Sardina pilchardus, de la famille des clupéidés, se présente comme un poisson de petite taille, au dos bleuté, au ventre argent. Elle se pêche de mai au début de novembre, afin d’être au mieux de son gras. Riche en omega 3, en vitamines B3 et B6, elle dispose d’un long potentiel de conservation, et comme le vin, se bonifie en vieillissant. Elle va acquérir, par maturation, une texture particulière, l’ayant fait qualifier de foie gras de la mer.
On lui connaît deux types de préparation, frite, ou le plus souvent, de nos jours, cuite à la vapeur. Si le bain conservateur est généralement l’huile d’olive, la mode de Bretagne exige l’arachide. Trois conditionnements disponibles, 69g, 115g, 230g. La plus petite des boîtes fait le plaisir du solitaire, la plus grosse constitue l’élément de base pour confectionner le «pâté de sardines à la Desprogienne». La recette de ce monument de notre gastronomie ouvre les chroniques culinaires du sus-dit (publiées entre septembre 1984 et novembre 1985, dans Cuisine et Vins de France). Il avait tenu à préciser : «Je méprise un peu ce plat, car je le trouve vulgaire, mais c’est très bon et ça en jette». Jadis gaucher contrarié, le garçon cultivait l’art du paradoxe.

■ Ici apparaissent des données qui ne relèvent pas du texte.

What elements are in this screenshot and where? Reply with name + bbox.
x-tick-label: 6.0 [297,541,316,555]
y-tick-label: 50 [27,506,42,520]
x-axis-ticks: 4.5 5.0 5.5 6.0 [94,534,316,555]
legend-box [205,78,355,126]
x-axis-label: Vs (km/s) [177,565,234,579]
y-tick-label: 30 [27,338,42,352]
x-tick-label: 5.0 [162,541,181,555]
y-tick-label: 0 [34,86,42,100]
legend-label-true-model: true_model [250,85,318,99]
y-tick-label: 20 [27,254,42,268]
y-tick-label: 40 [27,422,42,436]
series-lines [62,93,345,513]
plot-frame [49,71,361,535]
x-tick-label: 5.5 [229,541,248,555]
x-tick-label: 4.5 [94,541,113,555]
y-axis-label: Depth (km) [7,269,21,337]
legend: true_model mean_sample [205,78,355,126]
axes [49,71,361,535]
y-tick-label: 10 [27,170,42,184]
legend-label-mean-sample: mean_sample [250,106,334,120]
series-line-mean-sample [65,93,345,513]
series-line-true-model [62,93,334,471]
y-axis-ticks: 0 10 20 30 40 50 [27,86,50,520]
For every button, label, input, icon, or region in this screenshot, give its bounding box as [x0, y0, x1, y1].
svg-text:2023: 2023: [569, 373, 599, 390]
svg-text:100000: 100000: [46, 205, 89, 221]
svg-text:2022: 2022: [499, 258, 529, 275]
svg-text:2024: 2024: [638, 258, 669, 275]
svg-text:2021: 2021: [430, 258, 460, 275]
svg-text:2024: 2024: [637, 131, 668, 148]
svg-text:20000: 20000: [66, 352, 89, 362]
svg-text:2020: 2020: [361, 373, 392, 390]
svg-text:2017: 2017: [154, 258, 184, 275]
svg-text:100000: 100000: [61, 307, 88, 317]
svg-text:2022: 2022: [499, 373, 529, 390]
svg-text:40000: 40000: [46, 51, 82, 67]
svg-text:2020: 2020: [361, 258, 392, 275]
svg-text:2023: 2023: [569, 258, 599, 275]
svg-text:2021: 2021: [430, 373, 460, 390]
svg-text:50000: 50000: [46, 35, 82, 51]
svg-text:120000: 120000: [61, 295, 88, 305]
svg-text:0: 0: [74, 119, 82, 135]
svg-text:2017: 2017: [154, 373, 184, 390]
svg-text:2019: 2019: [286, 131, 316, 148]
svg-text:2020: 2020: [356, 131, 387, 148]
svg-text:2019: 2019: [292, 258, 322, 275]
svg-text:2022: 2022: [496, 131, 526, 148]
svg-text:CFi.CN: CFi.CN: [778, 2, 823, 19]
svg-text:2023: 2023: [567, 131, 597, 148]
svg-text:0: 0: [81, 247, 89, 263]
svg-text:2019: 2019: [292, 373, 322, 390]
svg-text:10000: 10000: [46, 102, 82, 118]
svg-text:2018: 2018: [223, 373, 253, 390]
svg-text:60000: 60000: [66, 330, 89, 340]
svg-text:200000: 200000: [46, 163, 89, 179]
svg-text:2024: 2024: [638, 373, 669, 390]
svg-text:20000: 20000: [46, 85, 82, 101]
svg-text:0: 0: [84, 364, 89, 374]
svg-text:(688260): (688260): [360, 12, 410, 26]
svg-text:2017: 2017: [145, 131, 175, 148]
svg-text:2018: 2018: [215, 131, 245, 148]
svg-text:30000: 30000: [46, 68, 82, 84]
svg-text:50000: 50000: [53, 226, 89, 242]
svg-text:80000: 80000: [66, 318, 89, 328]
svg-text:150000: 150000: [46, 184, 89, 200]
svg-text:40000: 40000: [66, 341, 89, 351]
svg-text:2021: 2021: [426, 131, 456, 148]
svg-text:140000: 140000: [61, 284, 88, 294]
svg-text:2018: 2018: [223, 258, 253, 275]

La boîte de sardines, et là réside le moteur de la collection, présente une surface plane sur laquelle se vautre la marque commerciale prenant la responsabilité de sa mise sur le marché. Mais elle se prête volontiers à des commémorations diverses, lui assurant une grande variété picturale. Une mention particulière pour celle produite chaque année, à l’occasion du Festival des filets bleus de Concarneau. Relevons que cette cérémonie fut crée en 1905, pour venir en aide aux pêcheurs poussés à la misère par la raréfaction, cette saison là, de leur ressource halieutique.
L’être humain se rassemblant volontiers pour partager ses manies, il existe quelques associations célébrant la sardine. Citons le Bordeaux sardine club, à la fière devise «si fumer tue, la sardine conserve», ou la Confrérie de la sardine, fondée à Saint-Gilles-Croix de-Vie. Mais on se prend à regretter qu’un vaste mouvement fédérateur n’unisse pas ces bonnes volontés sporadiques et locales en une Association Française des Clupéidophiles (AFC). Elle aurait son siège à Douarnenez, haut lieu des luttes sardinières, où, en 1924, les ouvrières des usines de conserves remportèrent leur juste combat pour être payées à l’heure et non à la sardine. L’AFC élirait, chaque grande marée d’octobre, son Grand Maître, son Grand Argentier et son Prévôt d’Armes au sein de son Souverain Chapitre. Puis, tous les membres ayant revêtu leur tenue d’apparat, avec chapeau triangulaire et sautoir aux couleurs de l’emblématique poisson, seraient intronisés nouveaux chevaliers de la sardine. Et d’ailleurs, il est très probable qu’elle existe, cette AFC, dans l’ombre favorable des sociétés discrètes.
Elle a dû se constituer sous l’évocation de Nicolas Appert, inventeur de la conservation par la chaleur, et de ses deux continuateurs, Charles Désiré Rödel et Pierre Joseph Colin.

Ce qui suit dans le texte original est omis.